Other than the occasional jokes (and apologies) about drinking too much, residents of Dubuque and elsewhere don’t always give a lot of thought to our liver. But whether someone is in good health or receiving hospice care, it’s important to be aware of the important role that this organ plays – and what can be done to help it if it isn’t working as well as it used to.
The team at Above and Beyond Home Health Care and Hospice work with a variety of clients, some with liver problems, which can impact the rest of the body.
The liver, if you don’t remember biology, has important jobs in our body including breaking down food, cleaning the food, and storing energy. It also synthesizes proteins, cholesterol, and bile products. Although the liver is involved in some degree of filtering, the kidneys actually have the larger task of removing waste and fluid.
Some consider the liver one of the more complex organs in the body in terms of all it does on a regular basis, and the impact on the rest of the body if the liver isn’t performing as it’s supposed to.
Liver function can be impacted by toxins, primarily alcohol, but heavy metals can also affect it as well as larger than recommended amounts of acetaminophen.
The liver can also be affected by medical conditions like hepatitis. Obesity also can limit its function.
Noticeable healing has been observed from medical damage and actual trauma, but over time a liver can start to be less effective. It actually is known to grow physically smaller as someone ages, which can also start to impair function.
Unfortunately, many seniors do begin to experience liver problems as they age, including damage from years of heavy drinking, poor diet, or poor health. These problems can aggravate an already weak liver and decrease its function. They also are more likely to be diagnosed with one of several liver-related diseases.
At some point, a provider may recommend a full or partial liver transplant, if a liver is no longer working. But even with a transplant, liver function can decrease as someone ages, especially if they don’t correct or change some of their lifestyle choices. (drinking, smoking, poor exercise, etc.)
Treatment and recovery of liver damage will also generally take longer, and the new liver will also be more susceptible to future injuries.
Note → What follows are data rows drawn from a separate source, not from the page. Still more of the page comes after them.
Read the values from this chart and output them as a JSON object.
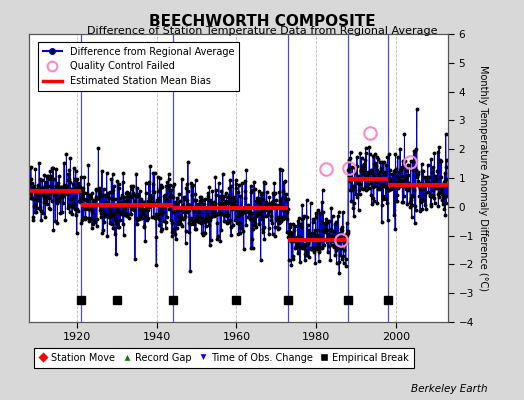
{
  "title": "BEECHWORTH COMPOSITE",
  "subtitle": "Difference of Station Temperature Data from Regional Average",
  "ylabel_right": "Monthly Temperature Anomaly Difference (°C)",
  "ylim": [
    -4,
    6
  ],
  "xlim": [
    1908,
    2013
  ],
  "xticks": [
    1920,
    1940,
    1960,
    1980,
    2000
  ],
  "yticks": [
    -4,
    -3,
    -2,
    -1,
    0,
    1,
    2,
    3,
    4,
    5,
    6
  ],
  "background_color": "#d8d8d8",
  "plot_bg_color": "#ffffff",
  "grid_color": "#bbbbbb",
  "line_color": "#0000cc",
  "marker_color": "#000000",
  "bias_color": "#ff0000",
  "qc_color": "#ff88cc",
  "segments": [
    {
      "x_start": 1908,
      "x_end": 1921,
      "bias": 0.55
    },
    {
      "x_start": 1921,
      "x_end": 1944,
      "bias": 0.05
    },
    {
      "x_start": 1944,
      "x_end": 1973,
      "bias": -0.05
    },
    {
      "x_start": 1973,
      "x_end": 1988,
      "bias": -1.15
    },
    {
      "x_start": 1988,
      "x_end": 1998,
      "bias": 0.95
    },
    {
      "x_start": 1998,
      "x_end": 2013,
      "bias": 0.75
    }
  ],
  "empirical_breaks_x": [
    1921,
    1930,
    1944,
    1960,
    1973,
    1988,
    1998
  ],
  "empirical_breaks_y": -3.25,
  "gap_verticals": [
    1921,
    1944,
    1973,
    1988,
    1998
  ],
  "qc_times": [
    1982.5,
    1986.3,
    1988.2,
    1993.5,
    2003.5
  ],
  "qc_vals": [
    1.3,
    -1.15,
    1.35,
    2.55,
    1.55
  ],
  "berkeley_earth_text": "Berkeley Earth",
  "noise_std": 0.52,
  "random_seed": 42
}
For instance, someone battling cirrhosis will often end up with scarring on their liver.
Active liver disease or a poorly performing liver can also affect the body’s other processes, such as making the kidneys work harder. Liver disease such as jaundice can even give the skin a yellow cast.
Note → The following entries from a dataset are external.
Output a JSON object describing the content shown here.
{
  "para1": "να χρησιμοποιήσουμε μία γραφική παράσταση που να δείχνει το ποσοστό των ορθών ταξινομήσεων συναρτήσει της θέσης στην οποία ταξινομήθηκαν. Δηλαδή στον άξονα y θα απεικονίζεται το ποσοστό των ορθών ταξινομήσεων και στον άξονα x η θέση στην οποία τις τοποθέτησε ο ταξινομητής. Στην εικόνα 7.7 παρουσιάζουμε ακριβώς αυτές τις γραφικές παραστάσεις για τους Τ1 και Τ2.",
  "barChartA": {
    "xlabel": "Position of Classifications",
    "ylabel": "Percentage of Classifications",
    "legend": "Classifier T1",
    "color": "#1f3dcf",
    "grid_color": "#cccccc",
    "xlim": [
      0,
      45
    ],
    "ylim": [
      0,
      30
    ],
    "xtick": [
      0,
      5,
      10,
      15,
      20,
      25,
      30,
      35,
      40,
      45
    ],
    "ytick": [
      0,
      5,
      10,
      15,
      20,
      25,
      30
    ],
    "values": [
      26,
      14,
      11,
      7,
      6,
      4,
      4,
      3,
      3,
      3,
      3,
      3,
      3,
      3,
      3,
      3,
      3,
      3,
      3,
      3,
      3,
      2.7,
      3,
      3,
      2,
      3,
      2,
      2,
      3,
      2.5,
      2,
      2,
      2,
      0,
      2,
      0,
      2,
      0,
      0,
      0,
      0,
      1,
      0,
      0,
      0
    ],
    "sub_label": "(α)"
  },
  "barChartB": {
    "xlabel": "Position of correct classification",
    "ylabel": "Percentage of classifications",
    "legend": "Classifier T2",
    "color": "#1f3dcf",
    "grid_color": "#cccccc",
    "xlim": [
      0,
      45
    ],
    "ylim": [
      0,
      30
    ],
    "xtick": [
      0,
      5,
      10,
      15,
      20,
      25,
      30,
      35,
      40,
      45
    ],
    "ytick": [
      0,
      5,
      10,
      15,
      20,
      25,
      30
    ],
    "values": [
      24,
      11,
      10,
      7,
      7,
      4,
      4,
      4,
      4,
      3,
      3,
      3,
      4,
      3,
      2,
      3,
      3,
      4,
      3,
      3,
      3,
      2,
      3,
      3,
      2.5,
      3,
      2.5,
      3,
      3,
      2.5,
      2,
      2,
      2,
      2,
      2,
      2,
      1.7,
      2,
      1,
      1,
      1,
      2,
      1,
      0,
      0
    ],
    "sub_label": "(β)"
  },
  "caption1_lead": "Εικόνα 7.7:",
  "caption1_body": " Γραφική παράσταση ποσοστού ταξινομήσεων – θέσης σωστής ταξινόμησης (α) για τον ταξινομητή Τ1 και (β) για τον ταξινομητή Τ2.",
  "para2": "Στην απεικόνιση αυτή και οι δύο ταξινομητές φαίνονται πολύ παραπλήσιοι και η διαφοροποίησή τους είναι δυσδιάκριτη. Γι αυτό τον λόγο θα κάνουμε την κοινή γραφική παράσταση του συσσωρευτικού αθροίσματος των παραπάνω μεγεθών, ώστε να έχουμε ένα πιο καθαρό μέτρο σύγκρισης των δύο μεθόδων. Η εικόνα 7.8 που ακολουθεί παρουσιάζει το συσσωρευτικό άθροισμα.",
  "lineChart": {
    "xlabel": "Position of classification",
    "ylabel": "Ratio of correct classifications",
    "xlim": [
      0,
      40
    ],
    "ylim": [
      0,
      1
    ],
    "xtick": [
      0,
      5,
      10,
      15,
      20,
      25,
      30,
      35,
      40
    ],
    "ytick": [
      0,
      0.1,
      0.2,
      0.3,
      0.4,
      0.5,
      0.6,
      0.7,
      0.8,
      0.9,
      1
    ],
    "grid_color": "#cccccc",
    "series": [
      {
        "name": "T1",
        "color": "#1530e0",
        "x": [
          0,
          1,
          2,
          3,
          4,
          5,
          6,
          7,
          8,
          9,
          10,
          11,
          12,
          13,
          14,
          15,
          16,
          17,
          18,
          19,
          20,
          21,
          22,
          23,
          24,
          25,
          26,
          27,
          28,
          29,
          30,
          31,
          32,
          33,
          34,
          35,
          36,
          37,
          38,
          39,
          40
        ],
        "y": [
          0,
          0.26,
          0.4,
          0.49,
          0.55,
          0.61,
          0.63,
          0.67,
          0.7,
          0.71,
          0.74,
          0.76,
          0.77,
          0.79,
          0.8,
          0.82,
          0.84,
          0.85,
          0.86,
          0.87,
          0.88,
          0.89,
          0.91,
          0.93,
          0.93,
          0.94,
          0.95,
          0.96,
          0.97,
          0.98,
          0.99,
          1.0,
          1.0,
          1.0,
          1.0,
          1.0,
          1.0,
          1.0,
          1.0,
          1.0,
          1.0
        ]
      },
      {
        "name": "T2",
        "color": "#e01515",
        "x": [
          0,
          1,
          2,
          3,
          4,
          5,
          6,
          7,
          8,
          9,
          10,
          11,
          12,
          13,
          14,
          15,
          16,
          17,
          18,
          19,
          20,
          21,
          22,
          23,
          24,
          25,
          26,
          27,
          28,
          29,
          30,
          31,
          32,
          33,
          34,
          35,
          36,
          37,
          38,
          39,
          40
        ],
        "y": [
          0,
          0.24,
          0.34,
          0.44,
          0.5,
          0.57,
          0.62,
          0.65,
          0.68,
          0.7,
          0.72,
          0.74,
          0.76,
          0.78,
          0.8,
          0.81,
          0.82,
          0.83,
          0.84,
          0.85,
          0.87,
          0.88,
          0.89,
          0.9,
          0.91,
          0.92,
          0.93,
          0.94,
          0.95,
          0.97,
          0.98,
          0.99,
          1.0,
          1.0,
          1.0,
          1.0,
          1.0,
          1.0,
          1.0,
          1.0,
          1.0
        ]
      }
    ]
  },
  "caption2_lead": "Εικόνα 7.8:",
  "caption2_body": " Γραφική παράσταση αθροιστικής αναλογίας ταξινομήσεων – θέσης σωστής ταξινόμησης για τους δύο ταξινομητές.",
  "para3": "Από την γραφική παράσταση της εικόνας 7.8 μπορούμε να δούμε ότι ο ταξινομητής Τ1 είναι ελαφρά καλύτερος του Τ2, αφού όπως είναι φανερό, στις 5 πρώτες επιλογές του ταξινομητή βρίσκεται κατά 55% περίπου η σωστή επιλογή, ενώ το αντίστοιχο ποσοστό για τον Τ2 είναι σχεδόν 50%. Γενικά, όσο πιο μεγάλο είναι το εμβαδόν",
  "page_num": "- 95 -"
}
General fatigue is common, as well as weakness, weight loss, a loss of appetite, and itchy skin. Chronic alcohol-related liver disease can cause other symptoms including confusion, loss of balance, and chronic vomiting.
How to help your liver
Some of these actions, such as a liver transplant, are recommended for people whose liver is in poor condition and barely working, such as extensive scarring.
But before the liver condition reaches the severe stage, there are some options people can take to reduce future damage or even stimulate healing.
The biggest is to either stop drinking alcohol or at least reduce regular intake. Though an occasional drink may be fine when the liver is in good shape, a liver does benefit from time to “rest and reboot.”
Drinking nightly, especially in large quantities, can put further stress on the liver and not let it recover well with each binge. Healthline recommends 12 oz of beer, 5 oz of wine, or 1.5 oz of harder liquor, followed by stopping drinking alcohol for at least a month.
This strategy will help a liver heal or at least not decrease performance.
Completely giving up alcohol can be difficult for some, however, especially if it’s been a regular habit for years or even decades.
But medical professionals are quick to say that the more damaged your liver is, the further damage can be done with alcohol. And part of living with a transplant often means abstaining forever from alcohol since one will be less likely to receive a second liver transplant if alcohol continued to be a factor.
Health experts say there are other strategies to help improve liver function:
- Stopping any other dangerous substances that can be absorbed by your liver, such as cannabis or tobacco.
- Increasing exercise with a focus on improving cardiovascular health along with weight loss.
- Looking for vaccines for certain forms of hepatitis. (The A and B forms do have vaccines, but the C form doesn’t)
- Talk to your provider about your goal – he or she can help, including looking over your current medications to make sure none are known to cause liver damage over time.
- Eating less. You may be someone who likes larger portions, but this can put extra demand on an already weakened liver.
- Eating better. More fiber, less processed food and less salt and sugar can all aid liver function.